I’ve just started to dabble with arduinos on my model railroad, and I was wondering… has anyone tried building an arduino-based RRampMeter?
I piddle around with Aduinos but I wouldn’t try to use one for a DCC ammeter. The Rob Paisley circuit fills the bill quite well.
http://www.circuitous.ca/DCCammeter10.html
With it all you need is regular DC meter. I have a digital meter on my control panel connected to a Paisley board.
The digital LCD meter on the right on the left side of the panel measures DCC current switchable 0-2 amps and 0-4 amps.
Because of the micro chips I would advise purchasing the board from Rob with the micro chips installed. At 80 I couldn’t hold my soldering iron steady enough to install the ZXTC1009 micro chips, well worth the $8 (US) with the pin head size chips soldered on the circuit board.

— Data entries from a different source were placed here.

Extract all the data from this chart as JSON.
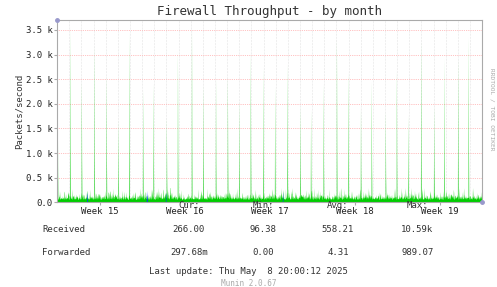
{
  "title": "Firewall Throughput - by month",
  "ylabel": "Packets/second",
  "background_color": "#ffffff",
  "plot_bg_color": "#ffffff",
  "grid_color_h": "#ff8888",
  "grid_color_v": "#cccccc",
  "x_tick_labels": [
    "Week 15",
    "Week 16",
    "Week 17",
    "Week 18",
    "Week 19"
  ],
  "ytick_values": [
    0,
    500,
    1000,
    1500,
    2000,
    2500,
    3000,
    3500
  ],
  "ymax": 3700,
  "received_color": "#00cc00",
  "forwarded_color": "#0033ff",
  "legend_received": "Received",
  "legend_forwarded": "Forwarded",
  "cur_received": "266.00",
  "min_received": "96.38",
  "avg_received": "558.21",
  "max_received": "10.59k",
  "cur_forwarded": "297.68m",
  "min_forwarded": "0.00",
  "avg_forwarded": "4.31",
  "max_forwarded": "989.07",
  "last_update": "Last update: Thu May  8 20:00:12 2025",
  "munin_version": "Munin 2.0.67",
  "rrdtool_label": "RRDTOOL / TOBI OETIKER",
  "num_points": 2000,
  "seed": 42
}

There’s little point to using an Arduino in this case. While you could take the millivolt output of Rob’s circuit and run it through a precision resistor and measure with the analog input on an Arduino, just hooking one of those small LED panel meters to it is probbaly more accurate. There;s nothing like a microcontroller in the RRAMPmeter either, just a similar current detector and a compensated voltmeter. The one little LED voltmeter I got on eBay has a trimmer to adjust it, so you could apply the high speed diode bridge to the input and then adjust it to compensate for the diode drops and bingo, DCC voltmeter. You would need a way to calibrate regardless - and about the best way to do that is with an oscilloscope.